Published online by Cambridge University Press: 28 March 2008
The word ‘Scandinavia’ first occurs in the Naturalis historia of Pliny the Elder (d. AD 79), in the form of Scadinavia or Scatinavia. In later manuscripts of this work an n was added in the first syllable and the name became Scandinavia, as it still is. Pliny used the name to denote what he believed to be a large island in the Baltic. As the basis for his original Latin version of the name, a Germanic form *Skapin-aujō or *Skaðin-aujō has been reconstructed. The last part of this compound, meaning ‘land on the water’ or ‘island’, causes no difficulty, but the interpretation of the first element is disputed. Half a score of conjectures have been suggested.

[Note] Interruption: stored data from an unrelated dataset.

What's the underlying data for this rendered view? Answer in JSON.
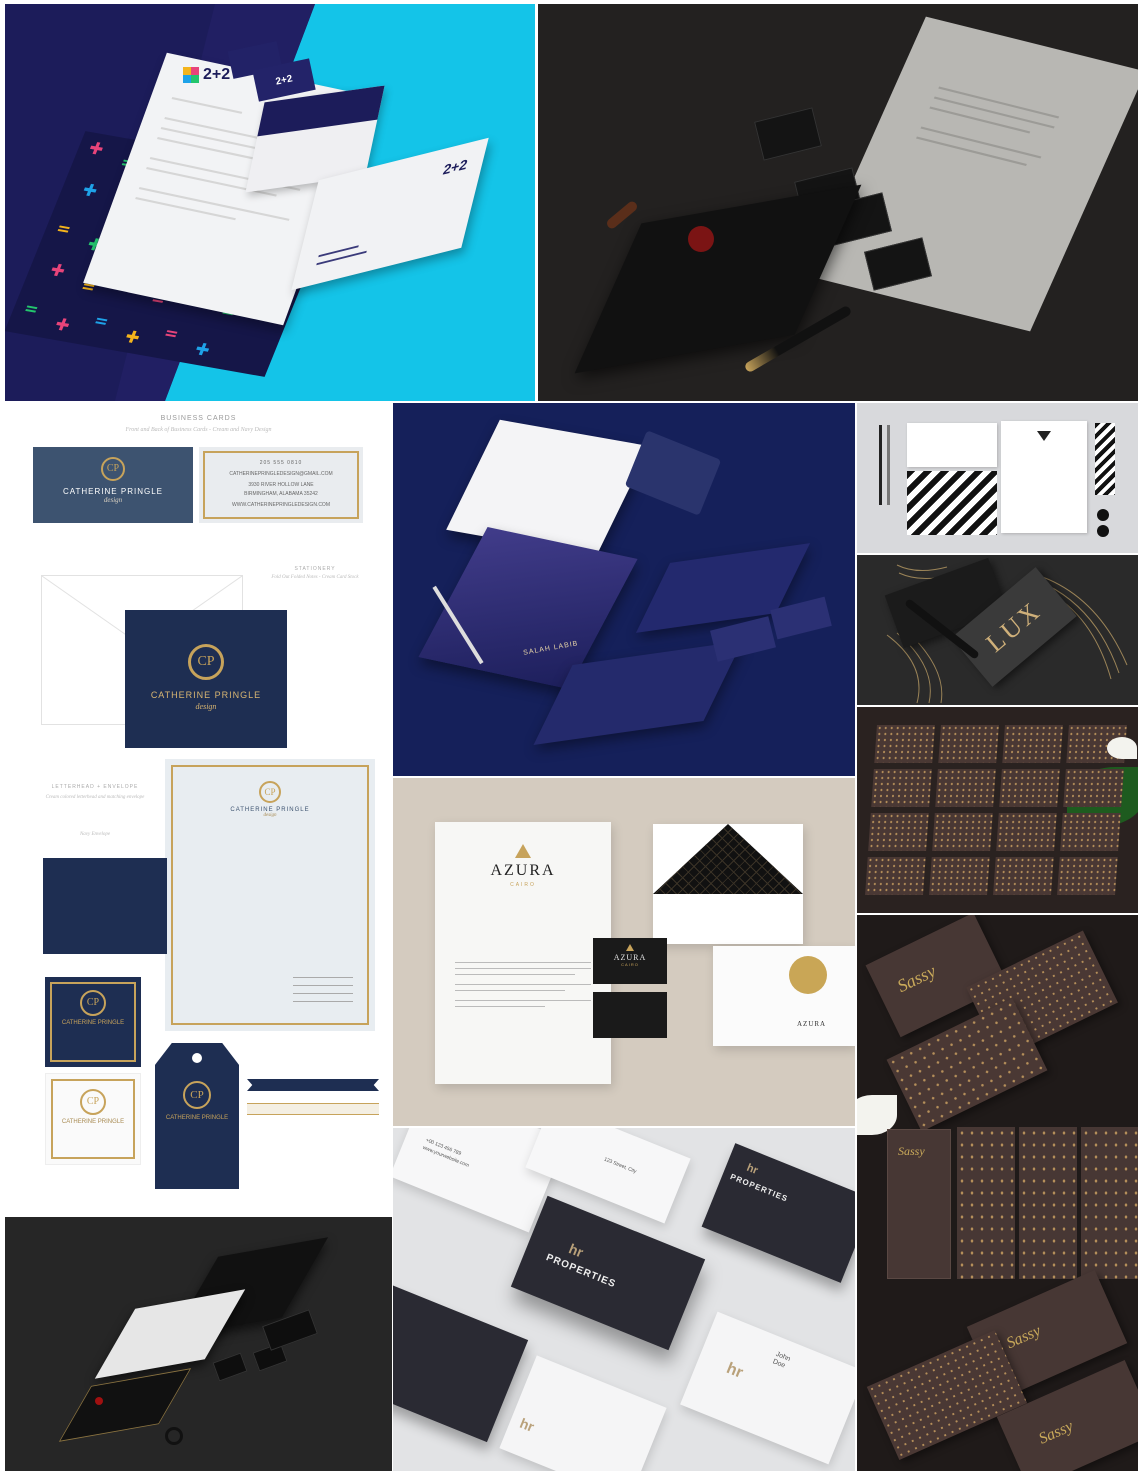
{
  "tiles": {
    "t1": {
      "brand": "2+2"
    },
    "t3": {
      "header": "BUSINESS CARDS",
      "header_sub": "Front and Back of Business Cards - Cream and Navy Design",
      "brand": "CATHERINE PRINGLE",
      "script": "design",
      "monogram": "CP",
      "card_back": {
        "phone": "205 555 0810",
        "email": "CATHERINEPRINGLEDESIGN@GMAIL.COM",
        "address1": "3930 RIVER HOLLOW LANE",
        "address2": "BIRMINGHAM, ALABAMA 35242",
        "web": "WWW.CATHERINEPRINGLEDESIGN.COM"
      },
      "stationery_label": "STATIONERY",
      "stationery_sub": "Fold Out Folded Notes - Cream Card Stock",
      "letterhead_label": "LETTERHEAD + ENVELOPE",
      "letterhead_sub": "Cream colored letterhead and matching envelope",
      "letterhead_sub2": "Navy Envelope"
    },
    "t4": {
      "brand": "SALAH LABIB"
    },
    "t6": {
      "brand": "LUX"
    },
    "t8": {
      "brand": "AZURA",
      "sub": "CAIRO"
    },
    "t9": {
      "brand": "PROPERTIES",
      "logo": "hr",
      "name_first": "John",
      "name_last": "Doe",
      "contact1": "+00 123 456 789",
      "contact2": "www.yourwebsite.com",
      "contact3": "123 Street, City"
    },
    "t10": {
      "script": "Sassy"
    }
  },
  "colors": {
    "navy": "#1e2e52",
    "dusty_navy": "#3d5370",
    "gold": "#c7a35b",
    "cyan": "#16c3e6",
    "dark": "#1a1a1a",
    "brown": "#3d2f2c"
  }
}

One of the more plausible ones, accepted by some of the leading scholars in the field, is that the first part is derived from the Germanic stem of *skaðan – ‘danger, damage’. Scandinavia would then originally mean ‘the dangerous land on the water’ or ‘the dangerous island’.
Pliny also refers to a group of islands in the north called Scandiae. In the following century they reappear in the geographical writings of Ptolemy. He places the four islands of Skandiai east of Jylland (Jutland) and singles out the largest and most easterly as the proper Skandia. This is clearly Skåne (Scania), the southernmost region of present-day Sweden, and the territory north of it; the other three and smaller Skandiai would be Danish islands. It appears, then, that Pliny’s Scadinavia was also one of the islands which he called Scandiae.